A student demonstrates their light box projector.

During the fall 2014 semester, I worked with the 7th grade at Orchard STEM School.  This residency project was my first “solo” residency that I completed with Progressive Arts Alliance. It was a learning experience for both the students and myself. When developing this project I thought back to when I was in 7th grade. What were the worries or struggles that I dealt with? I couldn’t think of anything specific, but I knew that when I was twelve I began to express myself in many different ways. I found the music that I liked, I grew my hair out, and I actively made decisions between doing one thing or another. The theme was expression. Students at the end of middle school are beginning to find the things that make them, well, them. Often with this new found expression there are many problems, almost like riding a bike for the first time, or learning to swim. The learning curve is a bit steep and can be dangerous, but once you learn how to do these things effectively, they can literally save your life. The ability to effectively express yourself is no different, and can be used to help more than just one or two people.

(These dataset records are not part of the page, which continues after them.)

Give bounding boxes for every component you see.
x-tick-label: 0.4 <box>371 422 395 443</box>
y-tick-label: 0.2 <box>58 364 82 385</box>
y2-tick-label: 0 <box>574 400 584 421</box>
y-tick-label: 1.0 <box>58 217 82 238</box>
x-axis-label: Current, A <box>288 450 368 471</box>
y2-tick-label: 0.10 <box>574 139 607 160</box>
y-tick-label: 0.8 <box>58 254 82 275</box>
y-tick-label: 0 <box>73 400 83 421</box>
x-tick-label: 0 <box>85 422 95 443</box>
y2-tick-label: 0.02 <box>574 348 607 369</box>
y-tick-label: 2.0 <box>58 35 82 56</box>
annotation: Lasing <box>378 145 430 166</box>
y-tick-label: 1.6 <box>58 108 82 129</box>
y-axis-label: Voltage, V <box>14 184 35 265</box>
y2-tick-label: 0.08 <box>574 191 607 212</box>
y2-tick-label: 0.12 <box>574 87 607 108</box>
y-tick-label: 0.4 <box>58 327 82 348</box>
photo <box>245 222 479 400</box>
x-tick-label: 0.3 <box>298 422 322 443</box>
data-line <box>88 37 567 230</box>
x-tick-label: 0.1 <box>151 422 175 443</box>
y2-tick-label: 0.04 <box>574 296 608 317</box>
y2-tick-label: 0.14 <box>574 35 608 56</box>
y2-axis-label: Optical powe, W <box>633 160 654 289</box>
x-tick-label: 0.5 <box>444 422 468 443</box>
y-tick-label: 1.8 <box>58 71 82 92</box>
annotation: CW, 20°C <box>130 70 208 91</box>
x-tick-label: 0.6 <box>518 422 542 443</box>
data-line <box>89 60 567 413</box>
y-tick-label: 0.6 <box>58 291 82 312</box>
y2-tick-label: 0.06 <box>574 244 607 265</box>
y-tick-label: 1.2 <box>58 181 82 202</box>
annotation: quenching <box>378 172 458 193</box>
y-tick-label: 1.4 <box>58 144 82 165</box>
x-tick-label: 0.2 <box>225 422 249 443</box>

I decided that each student would make a lightbox projector. These lightboxes, when illuminated, shine a super bright LED through a plexiglass etching of a collage that each student developed around a social issue of their choosing. Some students made imagery about bullying and ending violence, others questioned why we accept advertising but not graffiti, or why is there even such an idea as gender inequality.

lightbox

Students’ etchings they created around social issues.

 

Each student crafted their own box. This included soldering a series circuit composed of a battery pack, an LED, a resistor, and a switch, which allow the light boxes to be turned on and off. They each assembled the components of the boxes together using wood glue and hot glue, making sure that the LED would project clearly through the etching in front of it. Each student also had the opportunity to manually etch a piece of real glass using acid.

Lightbox2

Students collaborated to construct their boxes. The wood for the boxes was laser cut at the think[box] at Case Western Reserve University.

Along with the making side of things, the 7th graders also did an amazing job at grasping the concepts of image, narrative, and installation art, and how they interrelate.

lightbox1

Examining a finished box in class.

 

In the second semester, there will be a day in which all of the lighboxes will be installed and the school will have the opportunity to see these expressions of the 7th graders and raise awareness around the social issues each student addressed.

lightbox4

Projecting our completed light boxes onto the classroom ceiling.